«La vita non è aspettare che passi la tempesta ma imparare a ballare sotto la pioggia»: risuonano senza essere pronunciate le parole della celebre massima di Ghandi nella scena centrale de La dea Fortuna, tredicesimo lungometraggio firmato da Ferzan Ozpetek. Una favola tragica ma piena di speranza, coraggio, passione, capaci di uscire fuori e salvare il salvabile nel momento dello spasimo, in cui tutto sembra perduto, anche e soprattutto il futuro.
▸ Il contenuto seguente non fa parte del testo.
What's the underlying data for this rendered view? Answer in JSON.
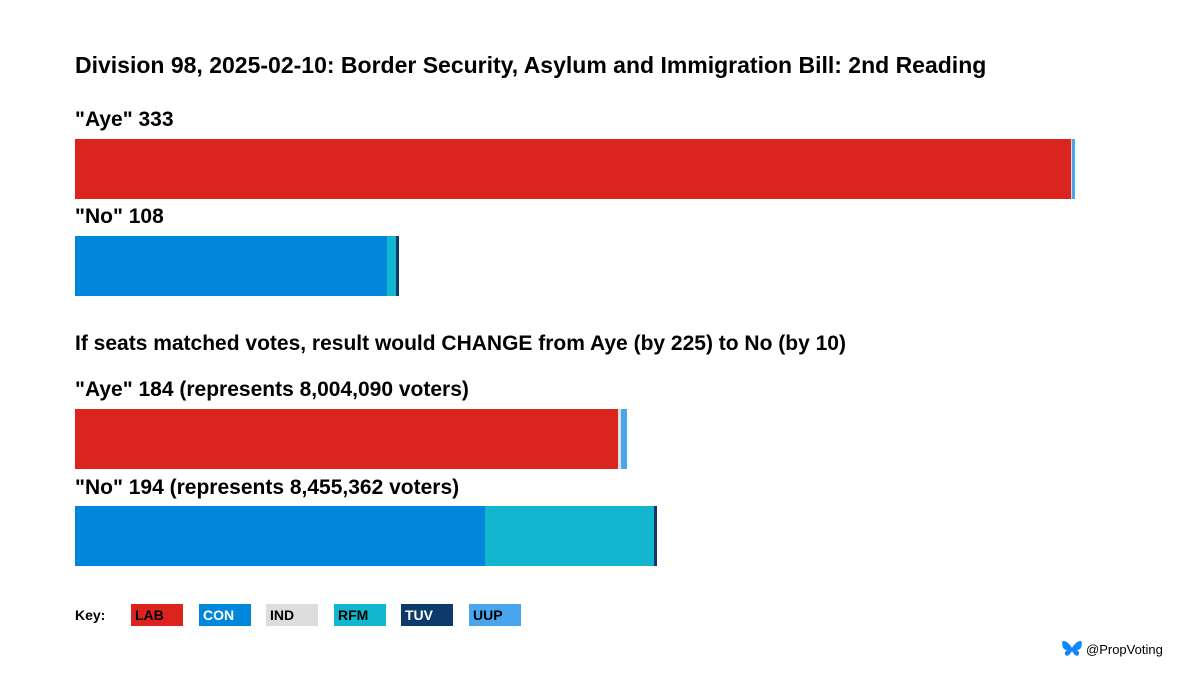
{
  "chart_data": {
    "type": "bar",
    "title": "Division 98, 2025-02-10: Border Security, Asylum and Immigration Bill: 2nd Reading",
    "scale_max": 333,
    "bars": [
      {
        "id": "actual-aye",
        "label": "\"Aye\" 333",
        "segments": [
          {
            "party": "LAB",
            "value": 332
          },
          {
            "party": "IND",
            "value": 0.3
          },
          {
            "party": "UUP",
            "value": 1
          }
        ]
      },
      {
        "id": "actual-no",
        "label": "\"No\" 108",
        "segments": [
          {
            "party": "CON",
            "value": 104
          },
          {
            "party": "RFM",
            "value": 3
          },
          {
            "party": "TUV",
            "value": 1
          }
        ]
      },
      {
        "id": "prop-aye",
        "label": "\"Aye\" 184 (represents 8,004,090 voters)",
        "segments": [
          {
            "party": "LAB",
            "value": 181
          },
          {
            "party": "IND",
            "value": 1
          },
          {
            "party": "UUP",
            "value": 2
          }
        ]
      },
      {
        "id": "prop-no",
        "label": "\"No\" 194 (represents 8,455,362 voters)",
        "segments": [
          {
            "party": "CON",
            "value": 136.5
          },
          {
            "party": "RFM",
            "value": 56.5
          },
          {
            "party": "TUV",
            "value": 1
          }
        ]
      }
    ],
    "headline": "If seats matched votes, result would CHANGE from Aye (by 225) to No (by 10)",
    "key_label": "Key:",
    "legend": [
      {
        "party": "LAB",
        "color": "#dc241f",
        "text_color": "#000000"
      },
      {
        "party": "CON",
        "color": "#0087dc",
        "text_color": "#ffffff"
      },
      {
        "party": "IND",
        "color": "#dddddd",
        "text_color": "#000000"
      },
      {
        "party": "RFM",
        "color": "#12b6cf",
        "text_color": "#000000"
      },
      {
        "party": "TUV",
        "color": "#0c3a6a",
        "text_color": "#ffffff"
      },
      {
        "party": "UUP",
        "color": "#48a5ee",
        "text_color": "#000000"
      }
    ]
  },
  "credit": {
    "icon": "butterfly-icon",
    "handle": "@PropVoting"
  }
}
I bambini che rischiano di soffocare, chiusi in un armadio da una nonna mai stata davvero madre, (interpretata sorprendentemente dalla scrittrice Barbara Alberti), diventano lo sguardo all’orizzonte, sul mare che lega al continente la bellissima quanto tetra Villa Valguarnera di Bagheria, già narrata da Dacia Maraini, e una Roma matrigna e complice, popolana e cosmopolita, folle; affrescata fra le trame delle vite di immigrati, smemorati e travestiti affratellati dai loro destini decadenti come i palazzoni nei quali vivono tra centro e periferia est, quella Tiburtina così cara a Pasolini. La scrittura di Ozpetek e Gianni Romoli, anche sceneggiatori oltre che, rispettivamente, regista e coproduttore del film, riesce al meglio quando le loro penne si incrociano sulla scia delle pellicole colorate d’arcobaleno che riconducono per osmosi poetica all’indimenticabile 2001 de Le Fate Ignoranti con un Accorsi più giovane di quasi vent’anni, epoca in cui dichiararsi gay e sfilare al Pride erano davvero motivi di orgoglio.
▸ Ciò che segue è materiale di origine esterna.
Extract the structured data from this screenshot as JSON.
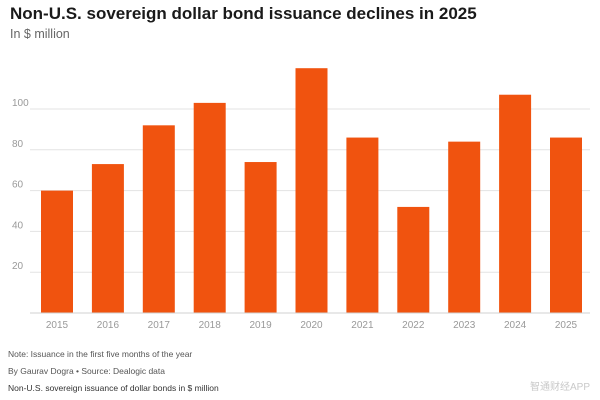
{
  "header": {
    "title": "Non-U.S. sovereign dollar bond issuance declines in 2025",
    "subtitle": "In $ million"
  },
  "footer": {
    "note": "Note: Issuance in the first five months of the year",
    "byline": "By Gaurav Dogra • Source: Dealogic data",
    "caption": "Non-U.S. sovereign issuance of dollar bonds in $ million",
    "watermark": "智通财经APP"
  },
  "colors": {
    "bar": "#f0530f",
    "grid": "#e3e3e3",
    "axis_text": "#999999"
  },
  "chart_data": {
    "type": "bar",
    "title": "Non-U.S. sovereign dollar bond issuance declines in 2025",
    "subtitle": "In $ million",
    "xlabel": "",
    "ylabel": "",
    "categories": [
      "2015",
      "2016",
      "2017",
      "2018",
      "2019",
      "2020",
      "2021",
      "2022",
      "2023",
      "2024",
      "2025"
    ],
    "values": [
      60,
      73,
      92,
      103,
      74,
      120,
      86,
      52,
      84,
      107,
      86
    ],
    "ylim": [
      0,
      125
    ],
    "yticks": [
      20,
      40,
      60,
      80,
      100
    ],
    "grid": true,
    "legend": "none"
  }
}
Ne La dea fortuna, invece, affiorano dubbi, paure, ricerca di un’essenza vittima della quotidianità. La storia d’amore tra Arturo (Stefano Accorsi), letterato, traduttore, mancato prof universitario e Alessandro (Edoardo Leo), passionale e pragmatico idraulico, consumata dai quindici anni trascorsi insieme e apparentemente al centro del film, diventa in realtà solo il tappeto di un’opera che riflette su due tra i più grandi dilemmi che attanagliano la società moderna e, in essa, particolarmente la comunità lgbt: normalizzarsi, quindi diventare famiglie diversamente neoborghesi oppure continuare ad essere favolosi e trasgressivi, normalizzando la “coppia aperta” e rendendo i bambini testimoni oculari di quella strana favola chiamata libertà?
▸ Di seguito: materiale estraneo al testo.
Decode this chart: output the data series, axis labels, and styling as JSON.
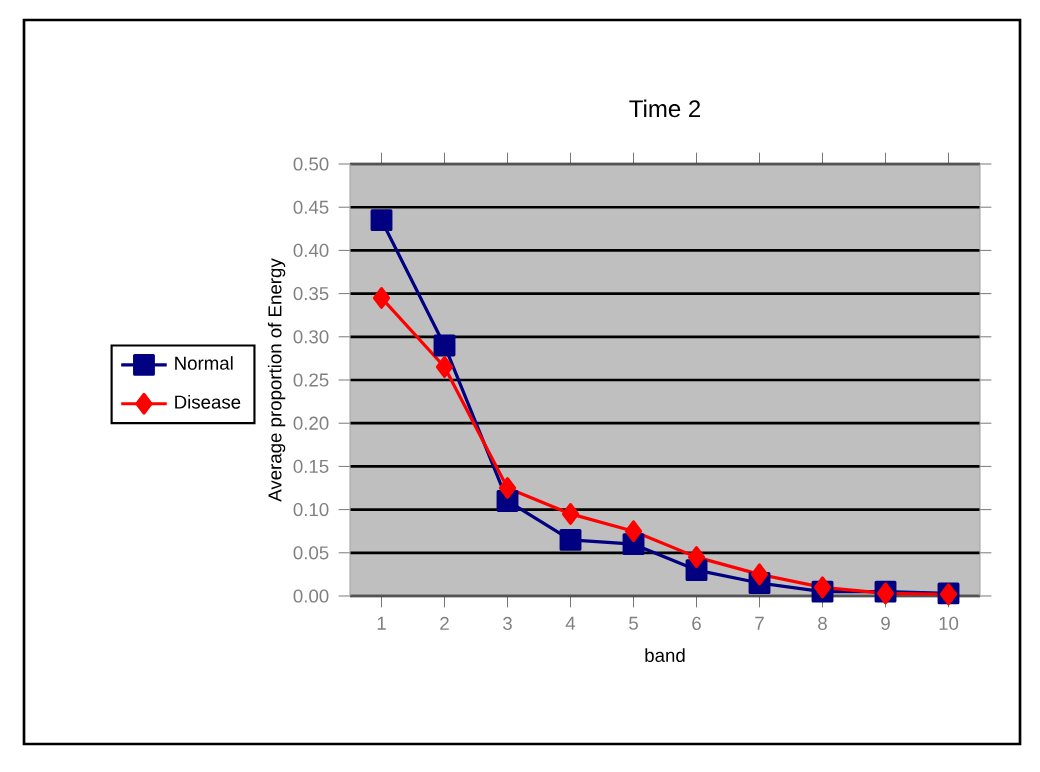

La dea Fortuna offre risposte. Come Iside, sa far rinascere. È vita che genera vita. È morte che accomuna chi sopravvive nell’anelito di un futuro necessario, da leggere negli occhi dell’amore e ritrovare in particolare in quelli dei più piccoli. Creature da preservare ma non isolare dal mondo reale, perché nella reggia fatata le streghe cattive sono sempre in agguato. Il pubblico si commuove con la “luna diamante” di Mina, si scambia carezze flautate sulle dolcissime voci dei piccoli youtuber Isaac e Nora che intonano il melanconico bolero cubano “Veinte anos” a soli 11 e 8 anni, le stesse età dei due piccoli protagonisti Sara Ciocca (Martina) e Edoardo Brandi, il maschietto che sarà omonimo di Leo anche nel nome di scena: Alessandro.

La dea Fortuna è una superba Jasmine Trinca (Annamaria), madre single, capace di una introspezione e di un’empatia che richiamano alla mente la memorabile interpretazione di Giovanna Mezzogiorno ne La finestra di fronte, altro capolavoro firmato Ozpetek. Sarà proprio Annamaria, ex di Alessandro (Edoardo Leo) che tra le rovine del tempio della Fortuna Primigenia a Palestrina, con un suo passo indietro, favorirà l’incontro tra i due ragazzi. Tutto il resto è amore, anche senza sesso e baci, anzi pieno dei mille tormenti che portano il film alla catarsi finale tra le acque del Mediterraneo e le magnifiche sinestesie musicali di Diodato sulla vita “meravigliosa, dolorosa, seducente, miracolosa” che sa spingere in mezzo al mare, far piangere e ballare. Evidentemente anche sotto la pioggia.